The problem is, if you are writing a program which has to be run well on most computers, you can't just "assume" the CPU supports what you think it should support. Therefore, the safest way is to check vendor strings. For example, maybe VIA's new CPU does support every CPUID functions commonly supported by Intel and AMD's CPU. However, if your program assumes this, when someone runs your program on a, say, old Transmeta CPU, it may crash.
 
The problem is, if you are writing a program which has to be run well on most computers, you can't just "assume" the CPU supports what you think it should support. Therefore, the safest way is to check vendor strings. For example, maybe VIA's new CPU does support every CPUID functions commonly supported by Intel and AMD's CPU. However, if your program assumes this, when someone runs your program on a, say, old Transmeta CPU, it may crash.

At what point do devs just say "ok, enough is enough - if your CPU doesn't support SSEx, you have no business running our software anyway so **** you" :p
 
Well, of course there would be some point for that. For example, most new programs probably won't check for MMX support anymore.
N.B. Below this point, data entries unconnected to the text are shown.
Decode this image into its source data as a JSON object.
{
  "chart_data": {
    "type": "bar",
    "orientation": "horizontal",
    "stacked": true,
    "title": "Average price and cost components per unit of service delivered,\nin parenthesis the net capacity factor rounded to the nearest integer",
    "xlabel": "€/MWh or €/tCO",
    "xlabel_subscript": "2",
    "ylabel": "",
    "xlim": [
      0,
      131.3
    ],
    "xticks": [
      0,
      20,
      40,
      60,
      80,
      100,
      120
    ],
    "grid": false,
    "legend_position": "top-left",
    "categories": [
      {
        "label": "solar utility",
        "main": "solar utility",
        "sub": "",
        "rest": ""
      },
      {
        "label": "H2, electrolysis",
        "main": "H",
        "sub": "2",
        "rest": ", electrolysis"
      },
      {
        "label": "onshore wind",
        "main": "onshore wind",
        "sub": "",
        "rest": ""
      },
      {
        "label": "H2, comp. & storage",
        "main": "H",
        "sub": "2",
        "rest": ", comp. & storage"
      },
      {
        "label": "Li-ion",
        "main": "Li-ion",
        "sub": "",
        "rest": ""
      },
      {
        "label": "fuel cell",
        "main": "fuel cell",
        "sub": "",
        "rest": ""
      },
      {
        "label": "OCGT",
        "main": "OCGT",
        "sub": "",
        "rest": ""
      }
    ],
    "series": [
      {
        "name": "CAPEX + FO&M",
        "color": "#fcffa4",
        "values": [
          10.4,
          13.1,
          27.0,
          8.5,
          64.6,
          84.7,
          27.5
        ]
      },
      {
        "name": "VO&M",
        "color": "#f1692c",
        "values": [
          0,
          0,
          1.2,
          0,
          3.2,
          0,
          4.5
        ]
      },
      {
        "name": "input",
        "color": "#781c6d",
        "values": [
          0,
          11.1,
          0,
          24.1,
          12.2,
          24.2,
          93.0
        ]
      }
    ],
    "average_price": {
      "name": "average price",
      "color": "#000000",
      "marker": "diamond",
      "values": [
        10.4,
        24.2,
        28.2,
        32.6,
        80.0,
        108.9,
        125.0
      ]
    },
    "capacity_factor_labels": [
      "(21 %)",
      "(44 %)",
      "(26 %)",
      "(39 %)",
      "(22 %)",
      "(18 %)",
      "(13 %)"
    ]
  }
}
I mean, they should still check for MMX support, but they may just stop working if it runs on a CPU without MMX. You don't design a separate code path for non-MMX CPU anymore. SSE is also very close to this, as most computers still in use now have support for SSE.

However, it's a bit different. There are very reliable way to detect MMX and SSE support, so there's no need to check for vendor strings. However, querying for some information (such as cache size, cache line, etc.) through CPUID was not as commonly agreed until recently, so it's still safer to check vendor string before assuming anything.
 
The problem is, if you are writing a program which has to be run well on most computers, you can't just "assume" the CPU supports what you think it should support. Therefore, the safest way is to check vendor strings. For example, maybe VIA's new CPU does support every CPUID functions commonly supported by Intel and AMD's CPU. However, if your program assumes this, when someone runs your program on a, say, old Transmeta CPU, it may crash.

No, the CPUID instruction was designed to be futureproof. You pass your function to EAX. EAX=0 is always supported and returns the VendorID and the highest supported function. So you don't assume certain functions are supported, instead the instruction tells you exactly what you can query. So you only query at most up to highest supported. Under no circumstances should there be a crash if your code is correct.
 
Actually it's not that simple. Yes, it was designed that way, but then AMD introduced their own "extended CPUID" for their own functions. Then there's a period where Intel and AMD have different support of CPUID, not to mention Cyrix (later VIA) and Transmeta.

Now the extended CPUID is better standardized but it's still not as simple as it should be.
 
But the extended CPUID functions work the same way as the standard. Only difference is you pass EAX=0x8000000 first, and receive the highest extended function supported. There's no difference in how it works between vendors.
 
Mostly, yes. But there are minor differences. For example, some K7 (Duron?) incorrectly report its L2 cache as 1KB, and some VIA C3 processors report its L2 cache size in different format. These are mostly unfortunately bugs, but they do exist.